16.2.17

La fábrica de nada

Yo conozco a esos lectores que en verdad no son nada lectores, que se sienten incómodos avanzando si no hay luz, si no conocen plenamente de principio a fin el secreto de todo lo que concierne a una obra. Por eso en absoluta conformidad con esta disposición personal a defraudar, siempre he pensado que lo mío es reducirlo todo hasta su mínima expresión. Hasta que no quede nada más que un símbolo de ausencia diciéndolo. Y esto, a pesar de las consecuencias. Brevis esse laboro obscurus fio.

Así he comenzado la historia de mí mismo: reduciendo. Optando por evitar decir. Claro que lo suyo sería dejar de vagabundear colgado de un pino como un viajero inmóvil; decir cosas de este mundo. Pero para eso los demás. Yo prefiero no decir, como lo estoy haciendo aquí y ahora, colgado del mismo pino de siempre, con el mismo cuaderno de siempre, lleno de las mismas hojas vacías de siempre, satisfecho con mis palabras, las cuales siempre dicen poco o nada.

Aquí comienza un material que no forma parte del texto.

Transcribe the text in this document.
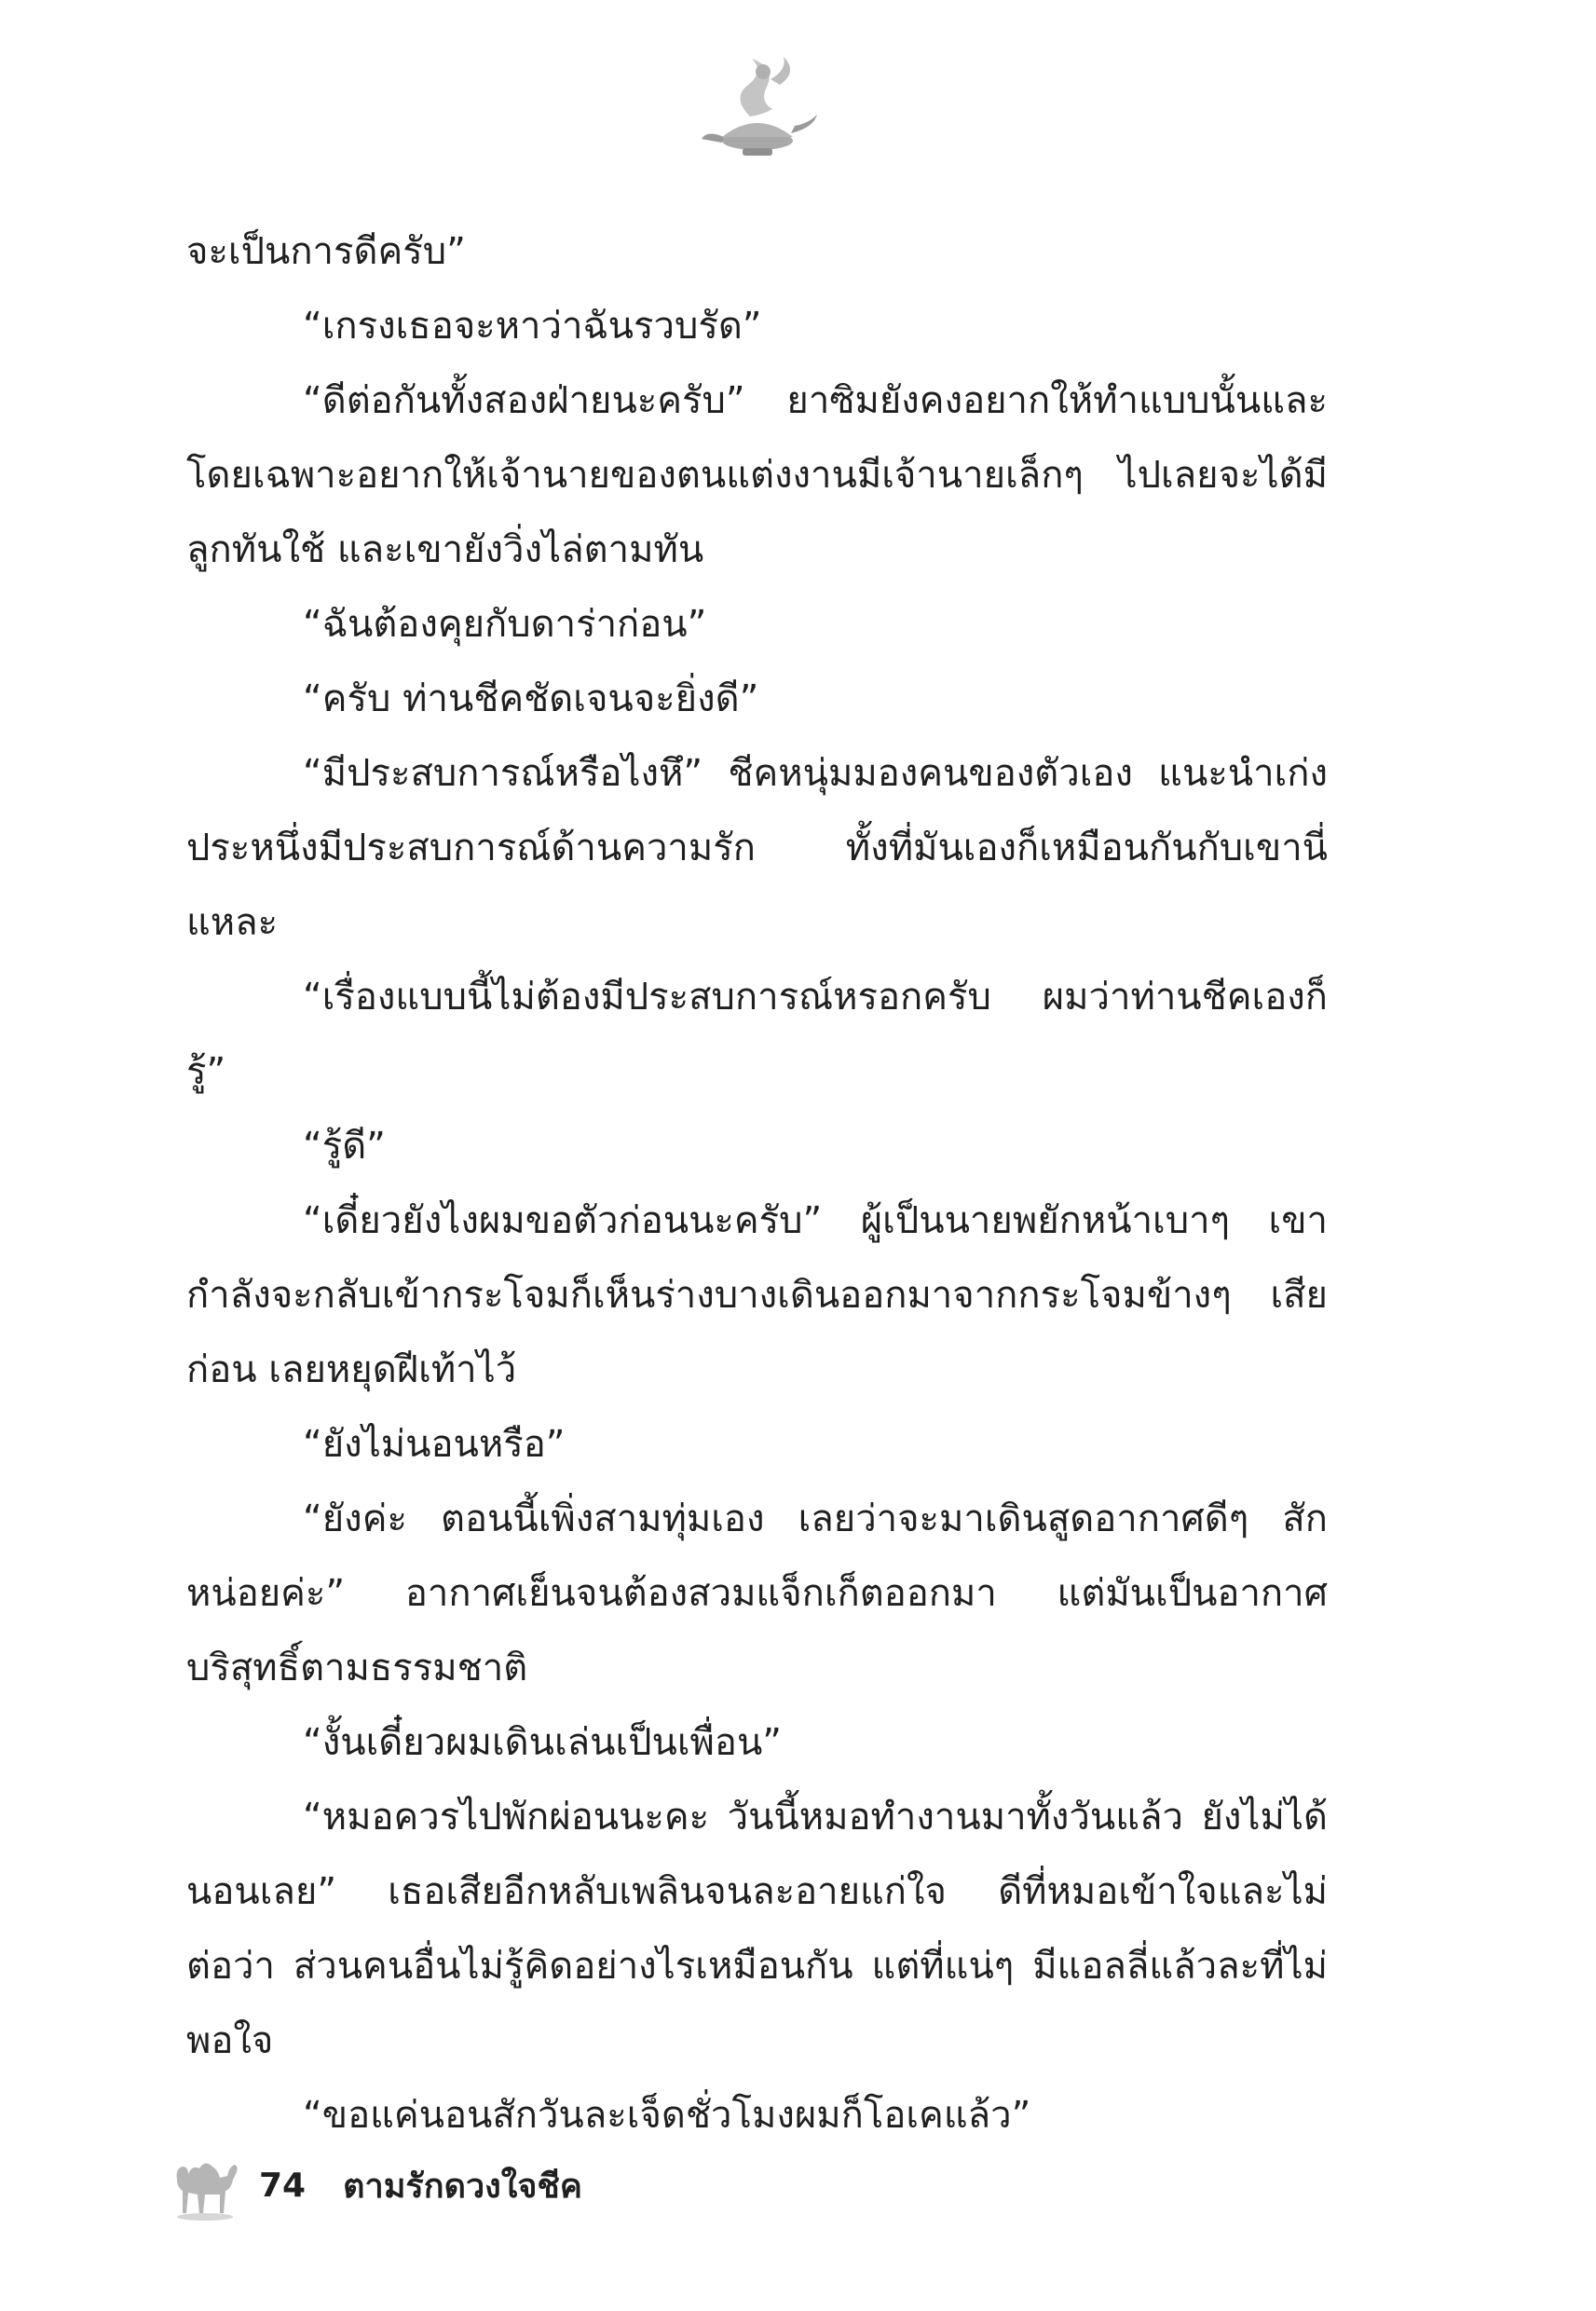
จะเป็นการดีครับ”

“เกรงเธอจะหาว่าฉันรวบรัด”

“ดีต่อกันทั้งสองฝ่ายนะครับ” ยาซิมยังคงอยากให้ทำแบบนั้นและโดยเฉพาะอยากให้เจ้านายของตนแต่งงานมีเจ้านายเล็กๆ ไปเลยจะได้มีลูกทันใช้ และเขายังวิ่งไล่ตามทัน

“ฉันต้องคุยกับดาร่าก่อน”

“ครับ ท่านชีคชัดเจนจะยิ่งดี”

“มีประสบการณ์หรือไงหึ” ชีคหนุ่มมองคนของตัวเอง แนะนำเก่งประหนึ่งมีประสบการณ์ด้านความรัก ทั้งที่มันเองก็เหมือนกันกับเขานี่แหละ

“เรื่องแบบนี้ไม่ต้องมีประสบการณ์หรอกครับ ผมว่าท่านชีคเองก็รู้”

“รู้ดี”

“เดี๋ยวยังไงผมขอตัวก่อนนะครับ” ผู้เป็นนายพยักหน้าเบาๆ เขากำลังจะกลับเข้ากระโจมก็เห็นร่างบางเดินออกมาจากกระโจมข้างๆ เสียก่อน เลยหยุดฝีเท้าไว้

“ยังไม่นอนหรือ”

“ยังค่ะ ตอนนี้เพิ่งสามทุ่มเอง เลยว่าจะมาเดินสูดอากาศดีๆ สักหน่อยค่ะ” อากาศเย็นจนต้องสวมแจ็กเก็ตออกมา แต่มันเป็นอากาศบริสุทธิ์ตามธรรมชาติ

“งั้นเดี๋ยวผมเดินเล่นเป็นเพื่อน”

“หมอควรไปพักผ่อนนะคะ วันนี้หมอทำงานมาทั้งวันแล้ว ยังไม่ได้นอนเลย” เธอเสียอีกหลับเพลินจนละอายแก่ใจ ดีที่หมอเข้าใจและไม่ต่อว่า ส่วนคนอื่นไม่รู้คิดอย่างไรเหมือนกัน แต่ที่แน่ๆ มีแอลลี่แล้วละที่ไม่พอใจ

“ขอแค่นอนสักวันละเจ็ดชั่วโมงผมก็โอเคแล้ว”

74 ตามรักดวงใจชีค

Entonces ¿por qué lo hago? No lo sé. O tal vez sí: la pereza siempre prefiere evitar hacer. Para compensar escribo ruido. Y mi ruido, de tanto plasmarlo, ha ido volviéndose una expresión cada vez más simple y clara. (La pereza también es maestra.) Todavía no es símbolo de ausencia, todo lo contrario, pero es algo así como una máquina que se refina día a día, aunque en definitiva nunca ha producido nada, y ése tal vez es su mayor logro. Mi pereza y yo hemos creado una refinada fábrica que permanece eternamente cerrada, funcionando puertas adentro. Trabajando para producir nada. Sólo se oye el ruido de su arquitectura engrasada y cada día más precisa, el cual plasmo en mi cuaderno desde el pino. La gran fábrica de la nada, así la llamo yo; forjada a base de pereza e inmovilidad. El esfuerzo radica en no detener la fábrica hasta convertirla en la única obra capaz de dominar el arte de no decir nada sobre este mundo. Ésa es mi obsesión.